Let us use a divide-and-conquer approach to merge the lists. We recursively divide the array of lists into halves until it reaches base cases where there is only one or two lists to merge. The logic behind merging two sorted lists involves creating a new list that maintains the sorted order of elements from both input lists. This is achieved by comparing the current elements of both lists, selecting the smaller element to be the next in the new list, and then moving the pointer of the selected element's list forward. This process is repeated until all elements from both lists have been included in the new list. The resulting list remains sorted by always choosing the smallest available element from the two lists.

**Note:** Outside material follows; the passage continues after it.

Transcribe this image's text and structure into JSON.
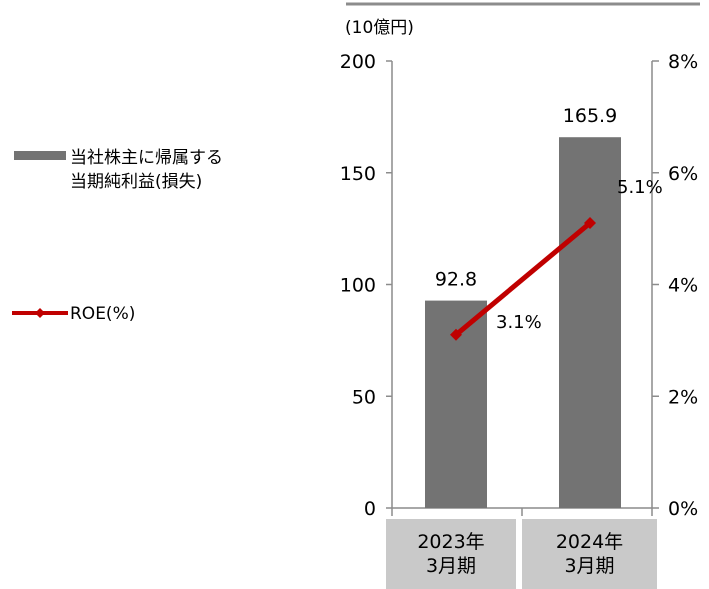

This method ensures that each element is processed only once, leading to an efficient merge operation with a time complexity of O(len1+len2), where len1 and len2 are the lengths of the two lists.

```
// TC: O(nlogk)
// SC: O(logk)
class ListNode {
int val;
ListNode next;
ListNode() {
}
ListNode(int val) {
this.val = val;
}
ListNode(int val, ListNode next) {
this.val = val;
this.next = next;
}
}
public class MergekSortedLists {
public ListNode mergeKLists(ListNode[] lists) {
if (lists == null || lists.length == 0) {
return null;
}
return mergeKListsHelper(lists, 0, lists.length - 1);
}
private ListNode mergeKListsHelper(ListNode[] lists, int low, int high) {
if (low == high) {
return lists[low];
}
if (low + 1 == high) {
return merge(lists[low], lists[high]);
}
int mid = low + (high - low) / 2;
ListNode left = mergeKListsHelper(lists, low, mid);
ListNode right = mergeKListsHelper(lists, mid + 1, high);
return merge(left, right);
}
private ListNode merge(ListNode l1, ListNode l2) {
ListNode dummy = new ListNode(0);
ListNode curr = dummy;
while (l1 != null && l2 != null) {
if (l1.val < l2.val) {
curr.next = l1;
l1 = l1.next;
} else {
curr.next = l2;
l2 = l2.next;
}
curr = curr.next;
}
curr.next = (l1 != null) ? l1 : l2;
return dummy.next;
}
public static void main(String args[]) {
MergekSortedLists mksl = new MergekSortedLists();
ListNode l1 = new ListNode(1, new ListNode(4, new ListNode(5)));
ListNode l2 = new ListNode(1, new ListNode(3, new ListNode(4)));
ListNode l3 = new ListNode(2, new ListNode(6));
ListNode[] lists = { l1, l2, l3 };
ListNode head = mksl.mergeKLists(lists);
while (head != null) {
System.out.print(head.val + " ");
head = head.next;
}
}
}
```

**Performance**

The time complexity of the `mergeKLists`

method is O(n log k). This is because there are log k levels of recursion and at each level of the recursion tree, the total work done (merging all lists at that level) is O(n) because it involves traversing all n elements once. The space complexity is O(log k) due to the recursive calls in the function.